Una empresa de Morón se ubica entre las tres mejores del planeta en el mundo de los simuladores. Estamos hablando de Simuladores Hornero, ubicada en Bartolomé Mitre 1886 de Castelar.
La empresa de Morón es una firma integrada por un grupo de amigos que logró desarrollar un producto referente a nivel mundial: el AT-802 ¿De qué se trata?
La pequeña empresa se originó hace más de 20 años de la mano de tres amigos que lograron fabricar un simulador de vuelo que es el tercero mejor del mundo, detrás de Estados Unidos y otro en España.
El AT-802, es una herramienta de entrenamiento para pilotos de la aeronave Air Tractor 802, especializada en el combate contra incendios forestales, anfibio, que ya cuenta con la aprobación de la Administración Nacional de Aviación Civil.
Este invento fue construido en un garaje de La Matanza, y otro de sus objetivos es trabajar fallas y situaciones climatológicas complejas durante los vuelos. Además, tiene la capacidad de registrar los parámetros de vuelo y una serie de estadísticas para que tanto el instructor como el alumno puedan analizarlas.
De esta forma, quien quiera capacitarse lo puede hacer en el país, con un costo mucho menor al que tendría si tuviera que irse al exterior.
Además se pueden experimentar situaciones de vuelo real sin correr los riesgos que implican estar realmente en el aire.
Para la aviación, los simuladores son claves ya que permiten todo tipo de aprendizaje, entrenamiento, situaciones y pruebas de fallas ya que es lo mismo que volar en el avión, con los mismos tiempos y efectos, pero sin la posibilidad de que ocurra algún accidente.

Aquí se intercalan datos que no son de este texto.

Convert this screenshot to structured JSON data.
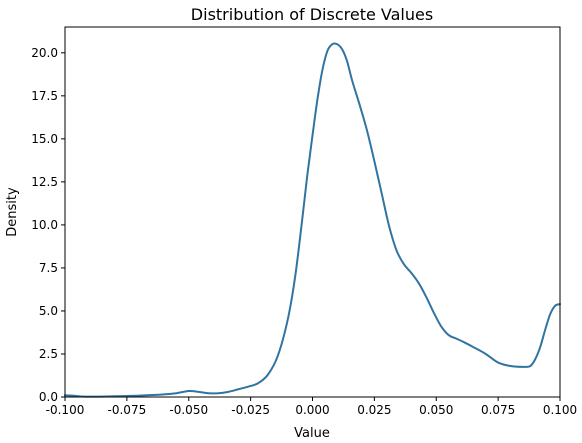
{
  "chart_data": {
    "type": "line",
    "title": "Distribution of Discrete Values",
    "xlabel": "Value",
    "ylabel": "Density",
    "xlim": [
      -0.1,
      0.1
    ],
    "ylim": [
      0,
      21.5
    ],
    "grid": false,
    "legend": "none",
    "line_color": "#3274a1",
    "xticks": [
      -0.1,
      -0.075,
      -0.05,
      -0.025,
      0.0,
      0.025,
      0.05,
      0.075,
      0.1
    ],
    "xtick_labels": [
      "-0.100",
      "-0.075",
      "-0.050",
      "-0.025",
      "0.000",
      "0.025",
      "0.050",
      "0.075",
      "0.100"
    ],
    "yticks": [
      0,
      2.5,
      5,
      7.5,
      10,
      12.5,
      15,
      17.5,
      20
    ],
    "ytick_labels": [
      "0.0",
      "2.5",
      "5.0",
      "7.5",
      "10.0",
      "12.5",
      "15.0",
      "17.5",
      "20.0"
    ],
    "series": [
      {
        "x": [
          -0.1,
          -0.097,
          -0.093,
          -0.088,
          -0.08,
          -0.07,
          -0.06,
          -0.055,
          -0.05,
          -0.046,
          -0.042,
          -0.038,
          -0.034,
          -0.03,
          -0.026,
          -0.022,
          -0.018,
          -0.014,
          -0.01,
          -0.007,
          -0.004,
          -0.002,
          0.0,
          0.002,
          0.004,
          0.006,
          0.008,
          0.01,
          0.012,
          0.014,
          0.016,
          0.019,
          0.022,
          0.025,
          0.028,
          0.031,
          0.034,
          0.037,
          0.04,
          0.043,
          0.046,
          0.049,
          0.052,
          0.055,
          0.058,
          0.061,
          0.065,
          0.07,
          0.075,
          0.08,
          0.085,
          0.088,
          0.09,
          0.092,
          0.094,
          0.096,
          0.098,
          0.1
        ],
        "y": [
          0.1,
          0.08,
          0.03,
          0.02,
          0.04,
          0.08,
          0.15,
          0.22,
          0.35,
          0.3,
          0.22,
          0.22,
          0.3,
          0.45,
          0.6,
          0.8,
          1.3,
          2.4,
          4.5,
          7.0,
          10.5,
          13.0,
          15.2,
          17.3,
          19.0,
          20.1,
          20.5,
          20.5,
          20.2,
          19.5,
          18.4,
          17.0,
          15.5,
          13.7,
          11.8,
          9.9,
          8.5,
          7.7,
          7.2,
          6.6,
          5.8,
          4.9,
          4.1,
          3.6,
          3.4,
          3.2,
          2.9,
          2.5,
          2.0,
          1.8,
          1.75,
          1.8,
          2.2,
          2.9,
          3.9,
          4.8,
          5.3,
          5.4
        ]
      }
    ]
  }
}
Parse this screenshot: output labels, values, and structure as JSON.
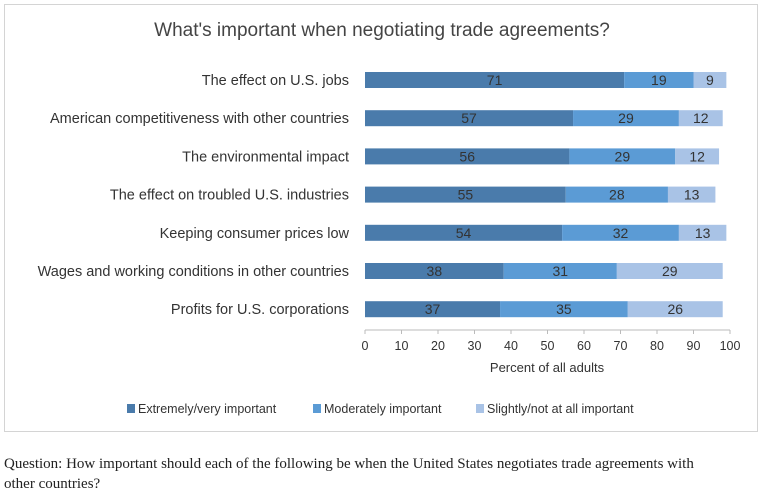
{
  "chart_data": {
    "type": "bar",
    "stacked": true,
    "orientation": "horizontal",
    "title": "What's important when negotiating trade agreements?",
    "xlabel": "Percent of all adults",
    "ylabel": "",
    "xlim": [
      0,
      100
    ],
    "xticks": [
      "0",
      "10",
      "20",
      "30",
      "40",
      "50",
      "60",
      "70",
      "80",
      "90",
      "100"
    ],
    "categories": [
      "The effect on U.S. jobs",
      "American competitiveness with other countries",
      "The environmental impact",
      "The effect on troubled U.S. industries",
      "Keeping consumer prices low",
      "Wages and working conditions in other countries",
      "Profits for U.S. corporations"
    ],
    "series": [
      {
        "name": "Extremely/very important",
        "color": "#4a7bab",
        "values": [
          71,
          57,
          56,
          55,
          54,
          38,
          37
        ]
      },
      {
        "name": "Moderately important",
        "color": "#5b9bd5",
        "values": [
          19,
          29,
          29,
          28,
          32,
          31,
          35
        ]
      },
      {
        "name": "Slightly/not at all important",
        "color": "#a9c3e6",
        "values": [
          9,
          12,
          12,
          13,
          13,
          29,
          26
        ]
      }
    ],
    "legend_position": "bottom",
    "grid": false
  },
  "question": "Question: How important should each of the following be when the United States negotiates trade agreements with other countries?"
}
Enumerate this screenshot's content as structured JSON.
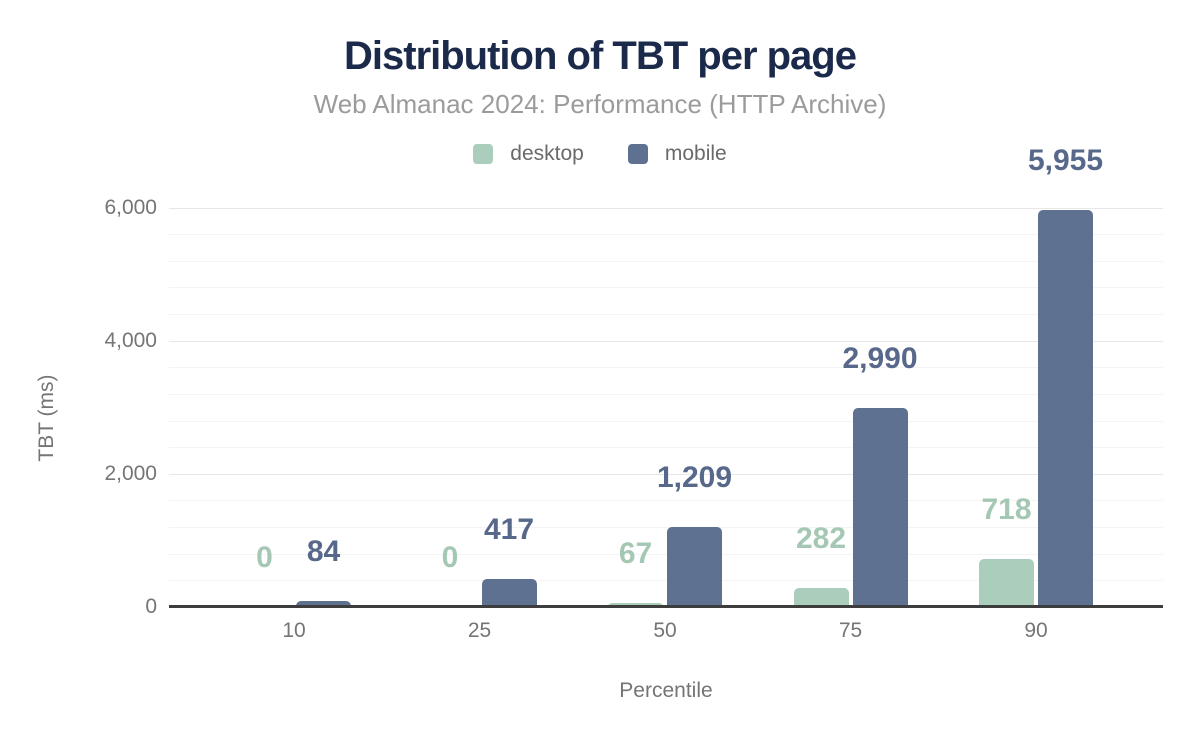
{
  "header": {
    "title": "Distribution of TBT per page",
    "subtitle": "Web Almanac 2024: Performance (HTTP Archive)"
  },
  "chart_data": {
    "type": "bar",
    "title": "Distribution of TBT per page",
    "subtitle": "Web Almanac 2024: Performance (HTTP Archive)",
    "xlabel": "Percentile",
    "ylabel": "TBT (ms)",
    "categories": [
      "10",
      "25",
      "50",
      "75",
      "90"
    ],
    "series": [
      {
        "name": "desktop",
        "color": "#abcdbb",
        "label_color": "#a5c8b5",
        "values": [
          0,
          0,
          67,
          282,
          718
        ],
        "labels": [
          "0",
          "0",
          "67",
          "282",
          "718"
        ]
      },
      {
        "name": "mobile",
        "color": "#5f7190",
        "label_color": "#57688b",
        "values": [
          84,
          417,
          1209,
          2990,
          5955
        ],
        "labels": [
          "84",
          "417",
          "1,209",
          "2,990",
          "5,955"
        ]
      }
    ],
    "ylim": [
      0,
      6000
    ],
    "yticks": [
      0,
      2000,
      4000,
      6000
    ],
    "ytick_labels": [
      "0",
      "2,000",
      "4,000",
      "6,000"
    ],
    "minor_gridline_step": 400,
    "grid": true,
    "legend_position": "top",
    "colors": {
      "title": "#1b2a4a",
      "subtitle": "#9b9b9b",
      "axis_text": "#757575",
      "axis_line": "#3d3d3d",
      "major_gridline": "#e7e7e7",
      "minor_gridline": "#f4f4f4"
    }
  }
}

Simuladores Hornero está constituida por el gerente de la pyme y proyectistas mecánico Adrián Zaccagnino junto al piloto Sergio García y al ingeniero aeronáutico Franco Marinelli. Nacida en la fotografía publicitaria, la firma fue mutando para “conformar un amplio equipamiento Aeronáutico.
A lo largo de sus más de 20 años también fabricaron un simulador de helicópteros, el avión Cessna C- 172 y una aeronave genérica de tipo monomotor a pistón, entre otras.
Desde la firma que hoy funciona en Castelar también realizó algunos proyectos junto a algunas universidades nacionales, como la de La Matanza.
A la par de la difusión del último proyecto, Zaccagnino cuenta que también están trabajando en la elaboración de un simulador de autos para entrenar pilotos e ingenieros de pista.
La firma nacional es una de las pocas compañías en el mercado aeronáutico con las homologaciones y los requisitos dispuestos por ANAC.